Bioluminescence has betrayed the positions of submarines and sealed their doom. Sailors have detected the luminous wakes of torpedoes. Returning pilots have followed luminescent trails over many miles to find their aircraft carriers, as have their enemies. Navy SEALs are mindful of certain beaches where bioluminescence would give them away.
Building a better light-trap
Bioluminescence is ubiquitous in the oceans, and especially prevalent in coastal regions where nutrients are abundant and life thrives. Yet scientists have little basic understanding of how bioluminescence is influenced by water temperatures, depths, seasons, geographic locations, even different times of day. They have been limited by a scarcity of observations and instruments to make them.
After watching his colleagues’ difficulties with HIDEX, Fucile spent his night watch that evening drawing a sketch for a light-sensing instrument that was smaller, sturdier, less complicated, and less expensive. From the ship, he e-mailed a list of materials to WHOI Experimental Machinist Mark St. Pierre, asking him to get them ready so that Fucile could start construction as soon as he returned.
Eight weeks later, back in the Arabian Sea with the same NRL team, Fucile tested a prototype of his bathy-photometer, an instrument to measure bioluminescence in the ocean. The NRL team was impressed with the initial results. It worked well enough to earn Fucile a Cecil H. and Ida M. Green Technology Innovation Award, given to WHOI engineers to launch new ideas in instrumentation or technology. A year later, he was awarded an Office of Naval Research grant.
Portable, tough, and inexpensive
Fucile’s patented 10-pound, 28-inch-long instrument is so inexpensive, it’s expendable. His Expendable Bathy-Photometers (XBPMs) can be easily transported and pitched over the side of a ship by one person even in the worst weather conditions. As they descend, the XBPMs spool out a thread-like wire that transmits digital data to a computer on deck. Fucile also developed and patented this telemetry system.
The sophisticated HIDEX is capable of making a wide range of subtle measurements, including distinguishing individual types of bioluminescent plankton. But for the first-order task of measuring bioluminescence levels, the XBPM is about 90 percent as accurate as HIDEX—without HIDEX’s fragile and expensive glass-tube technology. Thus, Fucile envisions that XBPMs could be launched from submarines, deployed by SEALs, dropped from airplanes, and used on fleets of gliders.

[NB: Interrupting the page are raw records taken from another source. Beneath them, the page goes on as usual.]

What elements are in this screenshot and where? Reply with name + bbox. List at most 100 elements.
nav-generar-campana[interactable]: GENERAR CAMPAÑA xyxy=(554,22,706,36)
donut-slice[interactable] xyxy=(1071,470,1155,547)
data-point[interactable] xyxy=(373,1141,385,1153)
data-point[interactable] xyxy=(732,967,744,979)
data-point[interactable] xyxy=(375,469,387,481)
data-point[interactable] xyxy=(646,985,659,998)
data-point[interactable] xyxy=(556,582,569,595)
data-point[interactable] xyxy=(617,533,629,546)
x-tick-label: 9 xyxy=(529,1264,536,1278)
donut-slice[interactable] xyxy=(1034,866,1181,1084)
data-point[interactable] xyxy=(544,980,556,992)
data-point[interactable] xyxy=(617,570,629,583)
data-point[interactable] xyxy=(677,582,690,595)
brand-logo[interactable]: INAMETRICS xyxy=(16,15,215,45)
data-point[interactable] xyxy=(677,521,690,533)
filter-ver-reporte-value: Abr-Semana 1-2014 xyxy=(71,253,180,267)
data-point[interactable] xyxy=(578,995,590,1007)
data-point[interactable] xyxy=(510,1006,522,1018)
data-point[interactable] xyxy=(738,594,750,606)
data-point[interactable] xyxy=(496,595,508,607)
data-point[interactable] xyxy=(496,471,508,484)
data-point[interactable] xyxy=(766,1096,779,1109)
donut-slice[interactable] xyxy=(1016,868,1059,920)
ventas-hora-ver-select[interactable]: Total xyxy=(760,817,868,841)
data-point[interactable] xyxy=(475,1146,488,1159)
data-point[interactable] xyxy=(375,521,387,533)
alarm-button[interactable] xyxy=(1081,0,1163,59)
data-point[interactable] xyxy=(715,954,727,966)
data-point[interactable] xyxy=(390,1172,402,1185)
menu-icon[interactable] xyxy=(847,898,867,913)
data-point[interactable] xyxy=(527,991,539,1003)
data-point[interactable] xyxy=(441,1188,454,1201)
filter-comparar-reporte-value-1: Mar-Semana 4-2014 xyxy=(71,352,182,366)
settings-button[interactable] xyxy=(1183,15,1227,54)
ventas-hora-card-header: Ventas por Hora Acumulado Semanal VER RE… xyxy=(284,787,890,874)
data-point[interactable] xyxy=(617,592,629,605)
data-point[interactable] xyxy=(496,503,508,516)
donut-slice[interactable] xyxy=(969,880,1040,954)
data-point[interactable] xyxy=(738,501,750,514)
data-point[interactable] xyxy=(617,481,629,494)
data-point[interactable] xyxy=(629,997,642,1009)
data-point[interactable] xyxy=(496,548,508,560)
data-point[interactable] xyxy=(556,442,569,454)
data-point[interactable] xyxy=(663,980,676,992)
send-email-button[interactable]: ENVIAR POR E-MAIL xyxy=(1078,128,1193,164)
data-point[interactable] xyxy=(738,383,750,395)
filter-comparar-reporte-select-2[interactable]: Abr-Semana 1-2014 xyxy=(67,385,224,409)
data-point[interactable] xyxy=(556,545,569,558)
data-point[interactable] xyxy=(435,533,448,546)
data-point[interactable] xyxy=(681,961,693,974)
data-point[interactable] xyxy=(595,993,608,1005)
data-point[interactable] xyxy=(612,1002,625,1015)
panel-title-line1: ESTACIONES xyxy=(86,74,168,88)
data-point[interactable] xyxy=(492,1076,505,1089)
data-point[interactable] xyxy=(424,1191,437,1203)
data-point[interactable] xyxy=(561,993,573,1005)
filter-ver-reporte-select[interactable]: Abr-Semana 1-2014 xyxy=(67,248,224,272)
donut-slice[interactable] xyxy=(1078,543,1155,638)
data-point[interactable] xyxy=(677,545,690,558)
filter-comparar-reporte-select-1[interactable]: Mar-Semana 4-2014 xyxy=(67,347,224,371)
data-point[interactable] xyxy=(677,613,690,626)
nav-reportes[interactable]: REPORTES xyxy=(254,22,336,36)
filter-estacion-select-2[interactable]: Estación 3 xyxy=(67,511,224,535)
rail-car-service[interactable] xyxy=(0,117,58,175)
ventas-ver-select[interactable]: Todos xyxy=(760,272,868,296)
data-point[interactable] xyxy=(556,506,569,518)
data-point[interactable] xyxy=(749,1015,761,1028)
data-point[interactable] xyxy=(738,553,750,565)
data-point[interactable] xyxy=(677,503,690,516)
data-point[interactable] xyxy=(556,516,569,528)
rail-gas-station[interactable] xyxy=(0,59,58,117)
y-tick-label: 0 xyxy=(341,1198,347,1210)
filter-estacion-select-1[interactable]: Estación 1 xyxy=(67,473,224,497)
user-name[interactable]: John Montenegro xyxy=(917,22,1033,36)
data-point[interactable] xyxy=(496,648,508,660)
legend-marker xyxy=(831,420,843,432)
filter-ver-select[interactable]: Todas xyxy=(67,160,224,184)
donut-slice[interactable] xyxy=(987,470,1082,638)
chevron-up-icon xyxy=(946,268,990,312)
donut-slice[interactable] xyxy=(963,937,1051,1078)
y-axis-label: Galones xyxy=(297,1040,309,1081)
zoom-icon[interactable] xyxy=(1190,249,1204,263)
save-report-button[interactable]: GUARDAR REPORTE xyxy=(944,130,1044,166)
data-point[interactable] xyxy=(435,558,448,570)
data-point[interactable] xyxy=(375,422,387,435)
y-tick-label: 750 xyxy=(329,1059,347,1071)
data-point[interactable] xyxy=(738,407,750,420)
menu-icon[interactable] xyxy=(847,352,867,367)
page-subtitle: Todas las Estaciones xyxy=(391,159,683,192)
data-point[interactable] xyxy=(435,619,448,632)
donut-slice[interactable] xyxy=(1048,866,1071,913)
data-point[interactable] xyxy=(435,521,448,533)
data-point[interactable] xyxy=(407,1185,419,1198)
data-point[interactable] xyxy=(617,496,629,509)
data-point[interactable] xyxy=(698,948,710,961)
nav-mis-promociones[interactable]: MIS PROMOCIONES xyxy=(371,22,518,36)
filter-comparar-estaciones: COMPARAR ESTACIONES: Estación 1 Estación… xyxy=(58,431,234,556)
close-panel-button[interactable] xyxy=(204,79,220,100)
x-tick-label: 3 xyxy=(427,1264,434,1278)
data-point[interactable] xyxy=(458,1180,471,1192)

Beyond military research, XBPMs are already being used in an environmental study of Bioluminescent Bay in Vieques, Puerto Rico. The bay, named for its rich marine life, is now deteriorating because of a surge of coastal construction. In the future, Fucile hopes that musters of XBPMs will be used routinely by scientists to make inroads into our now-sparse knowledge of bioluminescence.